Another startup that aims to do away with refrigerant fluids is Dynamic Air Cooling, in Poland. The firm employs 13 people and has raised €3.5 million in funding, €2.3 million of which has been in the form of grants.
‘Mini tornado’
Co-founder and chief executive Pavel Panasjuk says his team came up with the idea more or less by accident when experimenting with the same technology used in jet engines.
“We created a process which is very similar to a mini tornado,” he says. It’s the twisting and spinning of the air that achieves a cooling effect since it converts thermal energy in the air to kinetic energy instead, he explains. The system can reliably push temperatures down by about 45˚C and in experiments this has worked from starting points ranging from 0˚C to 35˚C or so, adds Panasjuk.
One tricky aspect is that, currently, there’s no finalised method of determining a specific output temperature, so the team is working on a control unit to do that. “There is a solution,” hints Panasjuk, who adds that the system should achieve a COP of around 4.
If all engineering challenges are dealt with, he adds that Dynamic Air Cooling hopes to have a commercial product ready in as little as one year from today. The firm is targeting industrial refrigeration for food storage and transport.
Magnotherm, in Germany, is also determined to make fridges greener but with a totally different kind of technology. Timur Sirman, co-founder and managing director, explains that his startup’s device relies on rotating magnets. Imagine two of them, like burger buns, above and below the “burger”, which in this case is a special iron alloy full of pores, through which water may be pumped. The magnetic field created by the rotating magnets has the effect of cooling the metal alloy, and therefore any water that passes across it.
The quest for efficiency
The company, which has 32 members of staff and has raised €6.3 million to date, already has a small commercial product – a fridge that it rents out to event organisers. The fridge, dubbed Polaris, can hold between 100 and 200 drinks, says Sirman, but only has a COP of 1, which isn’t very efficient. However, this can be solved by making a bigger fridge, he adds.
“The cooling power scales linearly with the amount of material that you put inside,” says Sirman. So with the same motors and water pump, but more of the porous iron alloy, the team hopes to achieve more cooling and a COP of up to 5 in 2024.
In principle, the same technology could be used in an air conditioning system, though that is not Magnotherm’s focus at present.

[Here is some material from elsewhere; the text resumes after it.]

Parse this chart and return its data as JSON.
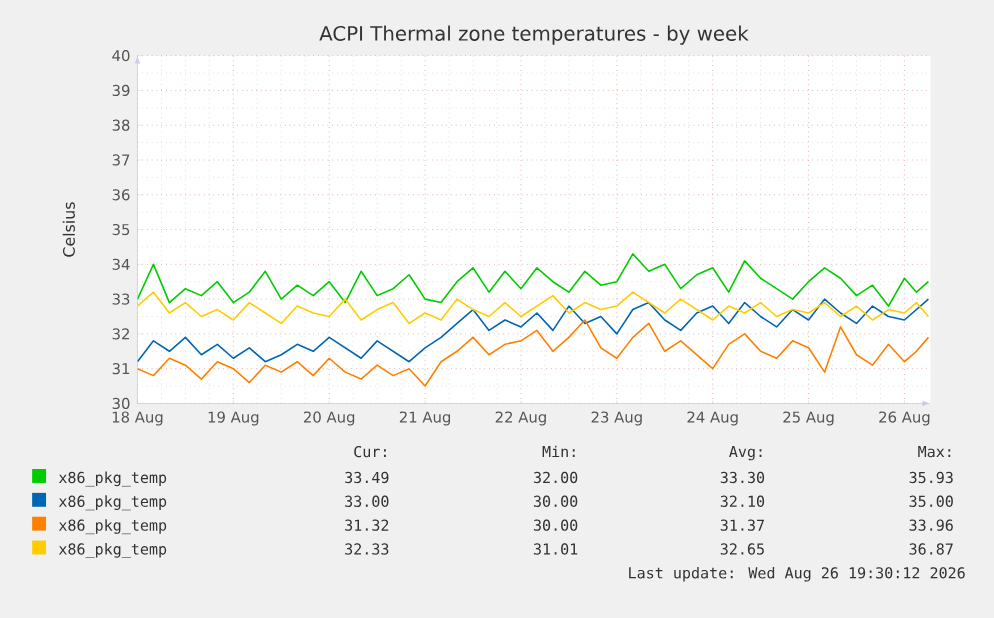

The hope is that their system will be used in commercial fridges, in a modular unit that can be taken out and placed into a new fridge whenever the customer, for instance a supermarket, decides to update their hardware.
It’s “fantastic” to see so many innovations in the field of cooling, says Nicole Miranda, a researcher on the Future of Cooling Programme at the Oxford Martin School, part of the University of Oxford. She emphasises that, in the coming years, passive cooling techniques – from textiles that keep our bodies cool to increased shade in city centres – will be just as important as technologies that require electricity to work.
But the demand for air conditioners and fridges really will be huge across the world, she adds, so it’s important to develop sustainable systems now that will not guzzle excessive amounts of energy, or be constructed from materials that have a high carbon footprint.
Consider also the many homes around Europe that were never designed to keep out excessive summer heat. And it’s not yet clear that the energy systems in such countries will be able to cope with booming demand for cooling tech in the coming years.
“It’s an easy solution to just go to a shop and get an air conditioner,” says Miranda. “That’s a huge risk for those places’ electrical networks.”